Thanks LizardViolet, He made an appt with the VA recently and we were suppose to go together but yesterday we basically finished what we had because I wasn't getting the respect I deserve. I just hope he still goes to his appt. But I can't be in limbo anymore. Thanks for the advice again, much needed.
 
CalmandUnderstanding, don't pour into someone who hasn't come to the plate. People with PTSD can commit, but like any other man (or woman), they have to want to. He can meet you half way. You may do well to set some boundaries with him (regarding your time, expectations, etc) and then he can do the same. If he consistently breaks those boundaries, then you will know that you have to do.

Thanks HelloMo80 for the advice and after the conversation I had yesterday with him, I knew exactly what I had to do, I guess I just didn't want to realize it. I didnt necessarily need a commitment but certain expectation are definitely need to be met and unfortunately he was not able to give that to me. I deserve better than that. Thanks again for the advice!
 
No worries. I'm sorry you didn't get the outcome you wanted but know there is someone out there who will be more than happy to not only meet but exceed your expectations. :)
 
I am so grateful that I found this forum and this particular post. I've recently started dating a man who suffers from PTSD and it's been an absolute roller coaster of emotions.

Last night when I was leaving his house, I made a flippant (and absolutely stupid) remark about "leaving him"- meaning I was going home. He responded by saying he wouldn't care if I actually left our relationship... and after having fallen in love with this man, I was not only in shock to hear him say that, but outrageously hurt. I put on my brave face but burst into tears the moment I was out of his line of sight.
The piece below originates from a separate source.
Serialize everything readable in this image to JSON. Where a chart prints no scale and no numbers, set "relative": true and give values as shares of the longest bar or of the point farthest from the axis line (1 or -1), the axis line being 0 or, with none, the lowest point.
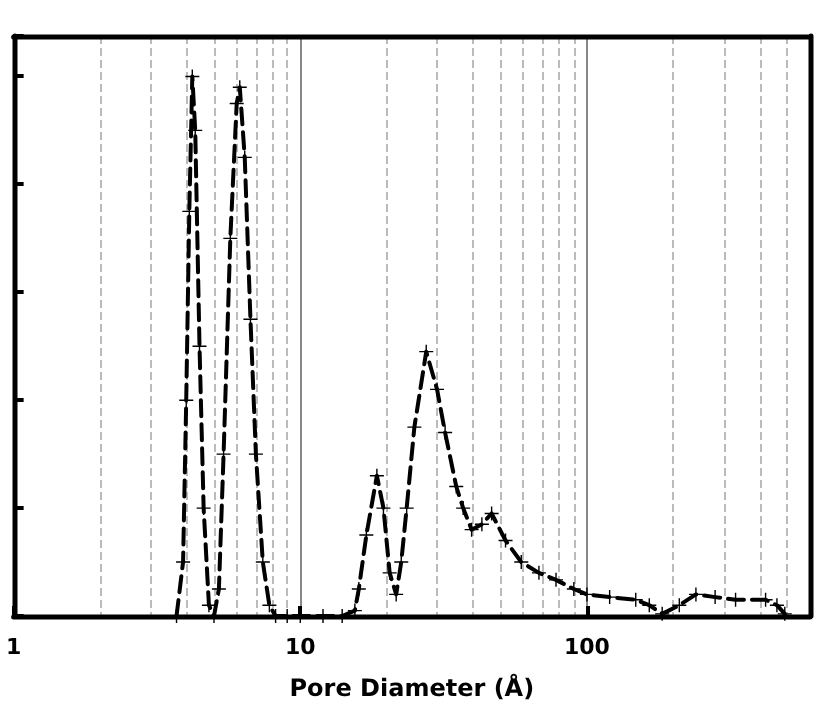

I understand that part of PTSD is an emotional severance towards loved ones, but I'm having a really difficult time adapting to it. A 'touchy-feely' and outwardly emotional relationship is imperative for me... and I get that with my man 40% of the time anymore when it used to be all the time. I'm sad. I'm scared. I feel like at any moment the bottom could drop out and it's a very lonely feeling.

So thank you ladies for making me realize that despite how alone I might feel, there are so many women out there who are feeling the same emotions as I do. Thank god for all of you and this forum.